The Great Green Wall Initiative aims to restore 100 million hectares of degraded land and create 10 million green jobs by 2030 in the region
More than a decade after its launch, partners of the African-led Great Green Wall Initiative have agreed to bold targets to restore 100 million hectares of land and create 10 million green jobs by 2030 across the Sahel.
The partners called for initiatives to upscale and accelerate efforts meant for adaptation and mitigation along with economic development, at a meeting organised at the United Nations Convention to Combat Desertification’s (UNCCD) 14th Conference of Parties (CoP 14) on September 9, 2019.
The Great Green Wall Initiative, launch in 2007 by African Union, is a flagship programme that aims to combat climate change and desertification. It has made major progress in restoring Sahara-Sahel landscapes, according to the UNCCD.
“Innovative approach and robust coordination mechanism is required to achieve the targets set by Great Green Wall Initiative,” said the partners at the meeting. They made a joint commitment to include public and private investments for technical and financial resources.
They also called to focus on land degradation. Nearly 65 per cent of land in the African continent is under degradation and requires immediate attentions, they said.
The initiative aims to achieve:
Under landscape restoration, it has set a target to restore 100 million hectares of degraded land. It also aims to help people living on the frontline of climate change and desertification.

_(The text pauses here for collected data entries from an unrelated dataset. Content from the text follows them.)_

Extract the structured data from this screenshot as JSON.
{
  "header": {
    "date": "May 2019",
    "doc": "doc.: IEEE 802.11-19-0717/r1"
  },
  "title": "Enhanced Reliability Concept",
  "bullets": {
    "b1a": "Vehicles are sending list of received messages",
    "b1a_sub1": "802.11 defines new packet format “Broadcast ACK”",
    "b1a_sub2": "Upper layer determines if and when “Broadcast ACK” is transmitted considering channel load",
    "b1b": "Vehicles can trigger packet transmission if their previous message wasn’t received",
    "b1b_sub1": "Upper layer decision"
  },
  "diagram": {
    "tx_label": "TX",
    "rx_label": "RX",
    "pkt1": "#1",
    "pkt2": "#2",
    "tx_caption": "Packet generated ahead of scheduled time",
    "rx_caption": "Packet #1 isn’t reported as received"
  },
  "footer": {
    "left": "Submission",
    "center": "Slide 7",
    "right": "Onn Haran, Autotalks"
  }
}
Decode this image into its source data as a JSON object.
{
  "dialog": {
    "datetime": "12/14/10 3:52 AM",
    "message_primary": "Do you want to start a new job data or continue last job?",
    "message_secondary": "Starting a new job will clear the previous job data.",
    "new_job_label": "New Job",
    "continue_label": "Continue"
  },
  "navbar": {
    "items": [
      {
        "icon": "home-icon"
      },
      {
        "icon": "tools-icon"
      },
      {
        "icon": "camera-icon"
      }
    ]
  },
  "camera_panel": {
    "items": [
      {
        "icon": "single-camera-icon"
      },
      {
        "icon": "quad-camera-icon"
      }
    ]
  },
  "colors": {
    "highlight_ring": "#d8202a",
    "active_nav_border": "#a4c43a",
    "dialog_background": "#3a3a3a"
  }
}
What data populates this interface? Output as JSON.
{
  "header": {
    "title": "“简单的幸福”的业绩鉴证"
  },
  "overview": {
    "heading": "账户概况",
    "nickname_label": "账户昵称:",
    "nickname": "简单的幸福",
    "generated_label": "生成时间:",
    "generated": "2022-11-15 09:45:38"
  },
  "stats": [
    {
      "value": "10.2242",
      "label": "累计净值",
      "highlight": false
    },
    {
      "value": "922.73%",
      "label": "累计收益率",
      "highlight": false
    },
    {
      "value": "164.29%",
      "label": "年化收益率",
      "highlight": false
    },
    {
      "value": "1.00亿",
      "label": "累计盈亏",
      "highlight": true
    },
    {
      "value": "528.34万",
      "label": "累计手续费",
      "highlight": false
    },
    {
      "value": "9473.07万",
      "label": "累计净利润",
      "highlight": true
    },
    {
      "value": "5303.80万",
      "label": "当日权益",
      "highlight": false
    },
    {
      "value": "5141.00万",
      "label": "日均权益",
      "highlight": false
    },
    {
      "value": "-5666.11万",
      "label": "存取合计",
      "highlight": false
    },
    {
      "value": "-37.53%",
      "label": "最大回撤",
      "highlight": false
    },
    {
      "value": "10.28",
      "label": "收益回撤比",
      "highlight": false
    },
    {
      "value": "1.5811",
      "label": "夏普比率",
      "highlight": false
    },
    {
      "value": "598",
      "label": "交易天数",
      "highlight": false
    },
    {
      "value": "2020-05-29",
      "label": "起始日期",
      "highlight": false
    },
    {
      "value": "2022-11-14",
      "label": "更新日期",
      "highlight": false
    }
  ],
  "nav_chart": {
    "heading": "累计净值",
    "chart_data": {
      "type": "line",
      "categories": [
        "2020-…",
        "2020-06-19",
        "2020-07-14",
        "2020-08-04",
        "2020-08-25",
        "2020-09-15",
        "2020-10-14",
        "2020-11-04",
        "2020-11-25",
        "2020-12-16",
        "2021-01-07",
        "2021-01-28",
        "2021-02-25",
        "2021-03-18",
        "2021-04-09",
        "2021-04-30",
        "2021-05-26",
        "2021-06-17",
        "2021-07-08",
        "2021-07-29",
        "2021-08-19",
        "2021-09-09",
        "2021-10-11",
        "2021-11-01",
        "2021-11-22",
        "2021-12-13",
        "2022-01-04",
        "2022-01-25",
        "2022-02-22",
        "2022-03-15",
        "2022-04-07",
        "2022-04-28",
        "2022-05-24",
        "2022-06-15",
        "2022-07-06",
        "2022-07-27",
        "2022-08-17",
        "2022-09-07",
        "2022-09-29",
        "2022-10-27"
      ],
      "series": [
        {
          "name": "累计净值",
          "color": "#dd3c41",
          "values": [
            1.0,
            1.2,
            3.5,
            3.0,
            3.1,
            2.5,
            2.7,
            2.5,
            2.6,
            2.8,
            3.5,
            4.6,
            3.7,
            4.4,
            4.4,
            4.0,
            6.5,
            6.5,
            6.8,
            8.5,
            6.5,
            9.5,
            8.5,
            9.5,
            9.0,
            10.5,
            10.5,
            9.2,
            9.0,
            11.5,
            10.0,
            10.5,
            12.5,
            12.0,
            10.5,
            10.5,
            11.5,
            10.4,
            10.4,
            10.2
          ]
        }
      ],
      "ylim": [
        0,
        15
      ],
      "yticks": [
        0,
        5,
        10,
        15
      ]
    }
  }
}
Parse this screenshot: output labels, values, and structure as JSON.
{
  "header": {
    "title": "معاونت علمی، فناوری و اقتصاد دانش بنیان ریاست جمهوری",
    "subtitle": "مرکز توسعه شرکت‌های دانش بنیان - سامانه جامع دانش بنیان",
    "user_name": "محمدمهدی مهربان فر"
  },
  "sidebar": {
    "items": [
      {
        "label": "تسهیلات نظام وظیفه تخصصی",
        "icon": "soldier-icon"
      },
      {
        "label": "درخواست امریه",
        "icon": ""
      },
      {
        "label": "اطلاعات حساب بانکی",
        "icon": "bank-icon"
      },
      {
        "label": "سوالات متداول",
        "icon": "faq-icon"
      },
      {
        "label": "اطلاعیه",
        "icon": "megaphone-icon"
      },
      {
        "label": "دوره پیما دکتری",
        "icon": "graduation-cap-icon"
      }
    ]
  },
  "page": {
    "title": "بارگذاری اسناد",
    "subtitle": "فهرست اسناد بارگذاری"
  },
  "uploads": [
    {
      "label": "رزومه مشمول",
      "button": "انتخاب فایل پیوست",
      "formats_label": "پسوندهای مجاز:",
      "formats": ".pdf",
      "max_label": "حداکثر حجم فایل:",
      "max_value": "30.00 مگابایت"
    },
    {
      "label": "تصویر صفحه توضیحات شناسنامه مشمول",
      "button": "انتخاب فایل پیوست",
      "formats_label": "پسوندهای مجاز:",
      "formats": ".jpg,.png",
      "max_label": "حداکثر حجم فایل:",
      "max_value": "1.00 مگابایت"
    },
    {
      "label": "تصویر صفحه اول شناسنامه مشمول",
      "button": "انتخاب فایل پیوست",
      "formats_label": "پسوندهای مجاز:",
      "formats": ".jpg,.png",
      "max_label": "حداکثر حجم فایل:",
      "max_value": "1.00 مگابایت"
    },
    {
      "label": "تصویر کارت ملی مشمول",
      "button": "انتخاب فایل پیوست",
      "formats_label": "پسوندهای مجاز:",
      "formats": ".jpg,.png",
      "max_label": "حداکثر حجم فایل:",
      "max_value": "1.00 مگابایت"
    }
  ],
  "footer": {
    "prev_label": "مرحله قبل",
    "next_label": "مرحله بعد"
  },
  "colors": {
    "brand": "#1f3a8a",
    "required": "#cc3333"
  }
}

The 10 million green jobs include sustainable value chains and connecting local producers. Further, it aims to achieve sustainable economy through promoting clean energy to ensure land remains productive.
At the meeting, the partners chalked out a roadmap to upscale and accelerate efforts along with economic development. They also made commitments for technical and financial resources through public and private investments.
The upcoming United Nations secretary general’s Climate Action Summit in New York on September 23, would be crucial in galvanising support, including within the framework of the nature-based solution track, to advance affirmative action for the Great Green Wall by 2030 and inspire a global restoration movement, they said.
It is estimated that 166 million hectares of the Great Green Wall area offer opportunities for restoration projects, according to a Global Drylands Assessment by Food and Agriculture Organization and partners in 2015-2016.
The Great Green Wall's core area crosses arid and semi-arid zones on the North and south sides of the Sahara. Its core area covers 780 million hectares and it is home to 232 million people. To halt and reverse land degradation, around 10 million hectares will need to be restored each year, according to the assessment. This will also contribute to achieving UN-mandated Sustainable Development Goals by 2030.